Both paragraphs, 7.3.3.p1 and p3, in the C++11 Standard, make reference to a using-declaration naming a constructor. Why is this necessary? The code below shows that the base class A's constructors are seen in the derived class B as expected.

class A
{
    int i;

    public:
    A() : i(0) {}
    A(int i) : i(i) {}
};

class B : public A
{
    public:
//  using A::A;
    A f1() { return A(); }
    A f2() { return A(1); }
};

int main()
{
    B b;
    A a1 = b.f1();
    A a2 = b.f2();
}

If I comment out using A::A; above nothing changes in the program execution.

È stato utile?

Soluzione

That's meant for inheriting the non-default constructors from the parent class, which is A(int i) in this case.
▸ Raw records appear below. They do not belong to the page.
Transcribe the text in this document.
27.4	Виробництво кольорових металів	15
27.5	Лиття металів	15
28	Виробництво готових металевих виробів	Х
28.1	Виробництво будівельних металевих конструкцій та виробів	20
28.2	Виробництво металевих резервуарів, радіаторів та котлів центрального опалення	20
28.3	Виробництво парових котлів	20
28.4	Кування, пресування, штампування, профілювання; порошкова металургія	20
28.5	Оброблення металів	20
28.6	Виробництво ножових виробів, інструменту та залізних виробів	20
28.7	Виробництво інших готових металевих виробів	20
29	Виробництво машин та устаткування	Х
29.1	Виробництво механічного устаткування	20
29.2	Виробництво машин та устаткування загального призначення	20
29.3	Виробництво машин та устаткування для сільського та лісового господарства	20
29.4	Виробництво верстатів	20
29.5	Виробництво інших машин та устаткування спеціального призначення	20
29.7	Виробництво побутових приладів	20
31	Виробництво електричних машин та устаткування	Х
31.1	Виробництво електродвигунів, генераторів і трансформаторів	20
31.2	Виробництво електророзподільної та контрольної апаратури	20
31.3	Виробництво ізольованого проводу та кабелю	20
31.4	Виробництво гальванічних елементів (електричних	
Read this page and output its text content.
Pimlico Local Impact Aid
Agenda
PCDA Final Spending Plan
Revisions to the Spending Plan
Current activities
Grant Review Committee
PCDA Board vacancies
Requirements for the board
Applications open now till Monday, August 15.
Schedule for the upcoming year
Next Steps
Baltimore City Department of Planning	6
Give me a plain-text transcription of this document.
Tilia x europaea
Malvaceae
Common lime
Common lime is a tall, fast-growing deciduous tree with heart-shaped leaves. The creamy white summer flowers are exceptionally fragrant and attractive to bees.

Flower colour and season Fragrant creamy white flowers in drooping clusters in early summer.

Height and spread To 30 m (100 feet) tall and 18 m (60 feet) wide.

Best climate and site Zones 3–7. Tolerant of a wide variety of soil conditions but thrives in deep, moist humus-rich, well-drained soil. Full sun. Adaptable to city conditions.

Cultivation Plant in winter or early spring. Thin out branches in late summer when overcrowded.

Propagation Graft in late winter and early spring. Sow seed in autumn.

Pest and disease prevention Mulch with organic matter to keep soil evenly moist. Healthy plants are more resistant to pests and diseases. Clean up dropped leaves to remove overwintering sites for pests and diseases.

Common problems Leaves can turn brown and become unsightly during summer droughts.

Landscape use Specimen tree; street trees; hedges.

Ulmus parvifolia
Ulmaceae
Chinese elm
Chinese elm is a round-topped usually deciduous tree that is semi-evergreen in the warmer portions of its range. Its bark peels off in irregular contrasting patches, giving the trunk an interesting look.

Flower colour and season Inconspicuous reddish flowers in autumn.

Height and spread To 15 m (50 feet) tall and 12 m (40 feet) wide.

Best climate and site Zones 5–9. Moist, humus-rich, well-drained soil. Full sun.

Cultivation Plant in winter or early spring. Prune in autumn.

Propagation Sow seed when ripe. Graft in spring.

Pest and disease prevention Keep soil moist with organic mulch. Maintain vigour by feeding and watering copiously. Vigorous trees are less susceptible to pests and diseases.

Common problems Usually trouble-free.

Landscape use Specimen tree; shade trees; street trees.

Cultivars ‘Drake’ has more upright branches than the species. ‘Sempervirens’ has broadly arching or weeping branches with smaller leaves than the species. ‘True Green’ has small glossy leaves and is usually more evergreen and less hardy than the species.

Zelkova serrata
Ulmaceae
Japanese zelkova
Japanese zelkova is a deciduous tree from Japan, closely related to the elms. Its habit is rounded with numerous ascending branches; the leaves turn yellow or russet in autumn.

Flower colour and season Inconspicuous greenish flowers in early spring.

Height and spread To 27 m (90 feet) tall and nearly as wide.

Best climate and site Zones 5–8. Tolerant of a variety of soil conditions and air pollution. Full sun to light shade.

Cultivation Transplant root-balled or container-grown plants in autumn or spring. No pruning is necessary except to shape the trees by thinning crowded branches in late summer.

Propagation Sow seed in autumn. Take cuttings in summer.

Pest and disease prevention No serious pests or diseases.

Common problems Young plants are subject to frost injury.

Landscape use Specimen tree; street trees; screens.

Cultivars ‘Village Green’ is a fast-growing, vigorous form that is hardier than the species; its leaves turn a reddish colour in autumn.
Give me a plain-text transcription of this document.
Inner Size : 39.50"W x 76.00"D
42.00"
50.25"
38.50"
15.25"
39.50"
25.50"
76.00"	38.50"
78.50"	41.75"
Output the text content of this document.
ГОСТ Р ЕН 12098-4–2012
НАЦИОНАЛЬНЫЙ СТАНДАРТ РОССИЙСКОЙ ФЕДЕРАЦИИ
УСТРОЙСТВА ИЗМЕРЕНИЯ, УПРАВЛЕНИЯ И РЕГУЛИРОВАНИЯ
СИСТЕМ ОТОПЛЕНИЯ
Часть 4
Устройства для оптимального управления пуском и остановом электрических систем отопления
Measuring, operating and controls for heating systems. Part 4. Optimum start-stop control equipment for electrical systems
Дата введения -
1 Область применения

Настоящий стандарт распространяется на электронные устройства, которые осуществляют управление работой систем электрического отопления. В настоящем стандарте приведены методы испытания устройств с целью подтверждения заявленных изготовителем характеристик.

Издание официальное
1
Change your declaration in main like so:

int main()
{
    B b(42);  // Want to forward this to A::A(int)
    ...
}

Without the using A::A clause, you'll get the following compiler error (at least from g++ 4.8.0):

co.cpp: In function ‘int main()’:
co.cpp:20:11: error: no matching function for call to ‘B::B(int)’
     B b(42);
           ^
co.cpp:20:11: note: candidates are:
co.cpp:10:7: note: B::B()
 class B : public A
       ^
co.cpp:10:7: note:   candidate expects 0 arguments, 1 provided
co.cpp:10:7: note: constexpr B::B(const B&)
co.cpp:10:7: note:   no known conversion for argument 1 from ‘int’ to ‘const B&’
co.cpp:10:7: note: constexpr B::B(B&&)
co.cpp:10:7: note:   no known conversion for argument 1 from ‘int’ to ‘B&&’

but if you add the using A::A declaration back, it compiles cleanly. b(42) ends up calling A::A(int i).